Em primeiro lugar, agradeço fortemente pela visita e por deixar um comentário muito importante sobre Clean Code. Concordo plenamente sobre o fato de disseminar as práticas de Clean Code dentro da empresa, talvez, como você disse, indicando a leitura do livro do ‘Tio Bob’ como algo mandatório. Gostei do termo “código de ética do desenvolvedor” que você empregou. É exatamente isso!

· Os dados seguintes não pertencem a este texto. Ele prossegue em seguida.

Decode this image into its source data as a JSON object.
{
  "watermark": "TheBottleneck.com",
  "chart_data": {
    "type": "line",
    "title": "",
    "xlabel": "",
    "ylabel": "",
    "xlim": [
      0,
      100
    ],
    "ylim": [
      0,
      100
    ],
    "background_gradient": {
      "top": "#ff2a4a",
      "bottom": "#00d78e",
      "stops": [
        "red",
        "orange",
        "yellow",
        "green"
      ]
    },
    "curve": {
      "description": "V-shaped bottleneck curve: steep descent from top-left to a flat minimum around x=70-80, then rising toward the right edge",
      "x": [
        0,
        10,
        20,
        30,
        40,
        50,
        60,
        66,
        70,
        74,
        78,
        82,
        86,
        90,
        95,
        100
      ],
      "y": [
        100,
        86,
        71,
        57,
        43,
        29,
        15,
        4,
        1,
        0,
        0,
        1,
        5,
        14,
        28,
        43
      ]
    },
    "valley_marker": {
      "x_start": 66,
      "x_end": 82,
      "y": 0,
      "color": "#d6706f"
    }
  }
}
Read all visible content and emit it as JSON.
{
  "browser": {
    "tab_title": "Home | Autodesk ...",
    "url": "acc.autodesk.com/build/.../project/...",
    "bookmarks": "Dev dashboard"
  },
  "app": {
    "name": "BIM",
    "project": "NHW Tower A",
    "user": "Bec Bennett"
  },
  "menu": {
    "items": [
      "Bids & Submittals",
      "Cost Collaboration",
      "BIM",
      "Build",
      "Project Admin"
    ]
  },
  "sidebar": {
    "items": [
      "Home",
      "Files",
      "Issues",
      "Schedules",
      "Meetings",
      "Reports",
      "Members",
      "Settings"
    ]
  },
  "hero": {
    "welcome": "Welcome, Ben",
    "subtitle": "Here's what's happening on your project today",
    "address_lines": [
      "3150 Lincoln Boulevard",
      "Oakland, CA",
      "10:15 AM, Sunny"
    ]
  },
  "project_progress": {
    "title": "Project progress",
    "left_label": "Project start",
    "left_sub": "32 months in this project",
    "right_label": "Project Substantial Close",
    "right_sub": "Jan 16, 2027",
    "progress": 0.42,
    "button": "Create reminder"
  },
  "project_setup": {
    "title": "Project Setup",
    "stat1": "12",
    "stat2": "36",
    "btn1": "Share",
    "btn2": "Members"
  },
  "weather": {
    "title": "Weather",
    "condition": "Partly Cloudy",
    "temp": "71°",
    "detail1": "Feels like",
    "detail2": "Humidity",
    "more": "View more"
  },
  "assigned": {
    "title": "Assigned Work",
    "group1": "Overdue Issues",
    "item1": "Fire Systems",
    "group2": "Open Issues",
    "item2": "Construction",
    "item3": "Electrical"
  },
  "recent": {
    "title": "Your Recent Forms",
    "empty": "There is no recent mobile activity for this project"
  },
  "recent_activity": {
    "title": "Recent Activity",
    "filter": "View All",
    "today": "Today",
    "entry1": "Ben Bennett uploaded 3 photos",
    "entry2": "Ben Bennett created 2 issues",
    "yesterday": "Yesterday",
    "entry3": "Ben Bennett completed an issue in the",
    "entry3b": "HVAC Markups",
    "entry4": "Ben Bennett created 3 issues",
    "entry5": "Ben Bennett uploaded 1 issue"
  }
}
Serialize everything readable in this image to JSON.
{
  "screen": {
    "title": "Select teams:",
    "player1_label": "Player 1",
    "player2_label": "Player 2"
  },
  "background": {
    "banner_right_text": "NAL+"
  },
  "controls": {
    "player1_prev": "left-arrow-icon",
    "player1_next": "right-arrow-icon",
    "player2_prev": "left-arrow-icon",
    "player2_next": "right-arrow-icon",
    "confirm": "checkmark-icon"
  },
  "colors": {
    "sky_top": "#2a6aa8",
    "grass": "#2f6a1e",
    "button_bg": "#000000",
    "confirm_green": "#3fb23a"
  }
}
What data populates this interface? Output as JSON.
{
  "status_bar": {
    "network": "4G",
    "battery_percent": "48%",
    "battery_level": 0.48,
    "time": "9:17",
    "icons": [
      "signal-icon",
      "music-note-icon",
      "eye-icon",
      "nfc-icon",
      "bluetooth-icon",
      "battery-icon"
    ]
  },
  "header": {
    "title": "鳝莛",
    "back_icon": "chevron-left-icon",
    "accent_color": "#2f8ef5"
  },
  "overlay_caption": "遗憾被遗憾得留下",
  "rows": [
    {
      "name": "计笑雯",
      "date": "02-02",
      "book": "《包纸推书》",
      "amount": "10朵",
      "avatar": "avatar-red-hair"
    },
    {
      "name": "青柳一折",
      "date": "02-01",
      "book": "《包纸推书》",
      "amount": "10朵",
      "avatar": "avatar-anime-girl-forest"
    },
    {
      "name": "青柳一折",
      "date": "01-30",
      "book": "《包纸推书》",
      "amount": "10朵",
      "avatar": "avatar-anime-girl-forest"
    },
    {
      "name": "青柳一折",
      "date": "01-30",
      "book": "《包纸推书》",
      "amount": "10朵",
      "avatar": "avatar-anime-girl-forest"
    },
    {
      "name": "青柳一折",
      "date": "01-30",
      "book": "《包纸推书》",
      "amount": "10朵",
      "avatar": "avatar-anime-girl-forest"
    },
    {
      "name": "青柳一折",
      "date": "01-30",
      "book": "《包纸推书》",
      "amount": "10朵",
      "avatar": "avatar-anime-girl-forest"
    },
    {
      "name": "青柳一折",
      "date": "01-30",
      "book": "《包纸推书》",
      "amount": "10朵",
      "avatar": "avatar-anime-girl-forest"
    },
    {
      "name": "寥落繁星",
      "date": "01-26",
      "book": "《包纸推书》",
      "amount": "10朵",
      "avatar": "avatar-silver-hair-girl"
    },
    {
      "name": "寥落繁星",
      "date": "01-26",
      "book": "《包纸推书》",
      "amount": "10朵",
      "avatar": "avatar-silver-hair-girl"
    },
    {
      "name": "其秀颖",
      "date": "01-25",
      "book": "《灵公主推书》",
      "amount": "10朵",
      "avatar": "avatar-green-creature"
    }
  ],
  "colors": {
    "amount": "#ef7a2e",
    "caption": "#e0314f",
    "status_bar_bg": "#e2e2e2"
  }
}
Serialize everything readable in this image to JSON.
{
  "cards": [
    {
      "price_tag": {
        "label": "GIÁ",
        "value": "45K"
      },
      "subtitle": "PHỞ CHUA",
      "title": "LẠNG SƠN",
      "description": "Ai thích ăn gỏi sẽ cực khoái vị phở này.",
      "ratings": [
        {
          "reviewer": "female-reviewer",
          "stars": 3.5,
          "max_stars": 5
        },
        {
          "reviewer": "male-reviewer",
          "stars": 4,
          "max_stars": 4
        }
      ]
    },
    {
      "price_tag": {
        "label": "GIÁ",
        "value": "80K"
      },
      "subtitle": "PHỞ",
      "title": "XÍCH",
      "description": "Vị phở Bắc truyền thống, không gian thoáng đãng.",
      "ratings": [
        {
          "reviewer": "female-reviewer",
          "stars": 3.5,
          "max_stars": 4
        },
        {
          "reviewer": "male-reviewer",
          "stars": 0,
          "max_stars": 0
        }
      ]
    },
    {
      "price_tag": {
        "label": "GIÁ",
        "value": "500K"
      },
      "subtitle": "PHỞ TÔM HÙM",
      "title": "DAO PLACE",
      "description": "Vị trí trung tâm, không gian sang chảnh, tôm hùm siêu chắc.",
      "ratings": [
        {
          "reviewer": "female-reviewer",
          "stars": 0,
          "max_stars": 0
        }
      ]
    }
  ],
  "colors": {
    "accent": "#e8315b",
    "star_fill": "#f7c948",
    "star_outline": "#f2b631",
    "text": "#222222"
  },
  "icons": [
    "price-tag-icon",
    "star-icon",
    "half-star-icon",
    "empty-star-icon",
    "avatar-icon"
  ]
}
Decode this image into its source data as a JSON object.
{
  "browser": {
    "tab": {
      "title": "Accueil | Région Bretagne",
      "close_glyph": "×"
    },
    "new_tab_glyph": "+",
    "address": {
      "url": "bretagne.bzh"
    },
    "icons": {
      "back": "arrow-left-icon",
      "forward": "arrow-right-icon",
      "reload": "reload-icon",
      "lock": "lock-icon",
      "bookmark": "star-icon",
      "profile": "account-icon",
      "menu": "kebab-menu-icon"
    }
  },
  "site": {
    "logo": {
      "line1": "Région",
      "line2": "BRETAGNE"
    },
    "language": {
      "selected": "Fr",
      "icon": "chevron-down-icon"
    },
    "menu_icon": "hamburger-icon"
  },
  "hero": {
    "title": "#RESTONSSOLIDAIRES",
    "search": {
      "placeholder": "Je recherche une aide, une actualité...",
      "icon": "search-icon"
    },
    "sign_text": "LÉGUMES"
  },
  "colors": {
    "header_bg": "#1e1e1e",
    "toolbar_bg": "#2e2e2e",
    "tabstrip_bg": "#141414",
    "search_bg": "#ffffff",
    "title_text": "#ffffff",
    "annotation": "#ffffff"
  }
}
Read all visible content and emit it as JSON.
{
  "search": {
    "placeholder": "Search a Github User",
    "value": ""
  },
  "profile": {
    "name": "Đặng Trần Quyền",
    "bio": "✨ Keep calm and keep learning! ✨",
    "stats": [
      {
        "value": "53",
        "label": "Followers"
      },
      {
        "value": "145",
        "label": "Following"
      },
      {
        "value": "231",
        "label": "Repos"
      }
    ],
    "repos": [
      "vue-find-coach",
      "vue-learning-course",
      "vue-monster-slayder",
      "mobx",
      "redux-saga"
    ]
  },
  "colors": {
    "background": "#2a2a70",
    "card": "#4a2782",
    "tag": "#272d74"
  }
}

Nos últimos dois anos, tenho ajudado alguns desenvolvedores por e-mail, pela página do Facebook e através dos comentários do blog. Enquanto interpretava os códigos, notei que realmente há uma carência na qualidade técnica do código-fonte que é produzido pelos desenvolvedores em vários aspectos. Por conta disso, além da orientação, também venho recomendando práticas do Clean Code para que estes desenvolvedores, aos poucos, adquiram o hábito de escrever um código limpo, legível e expressivo.
Marcos, obrigado novamente! Grande abraço!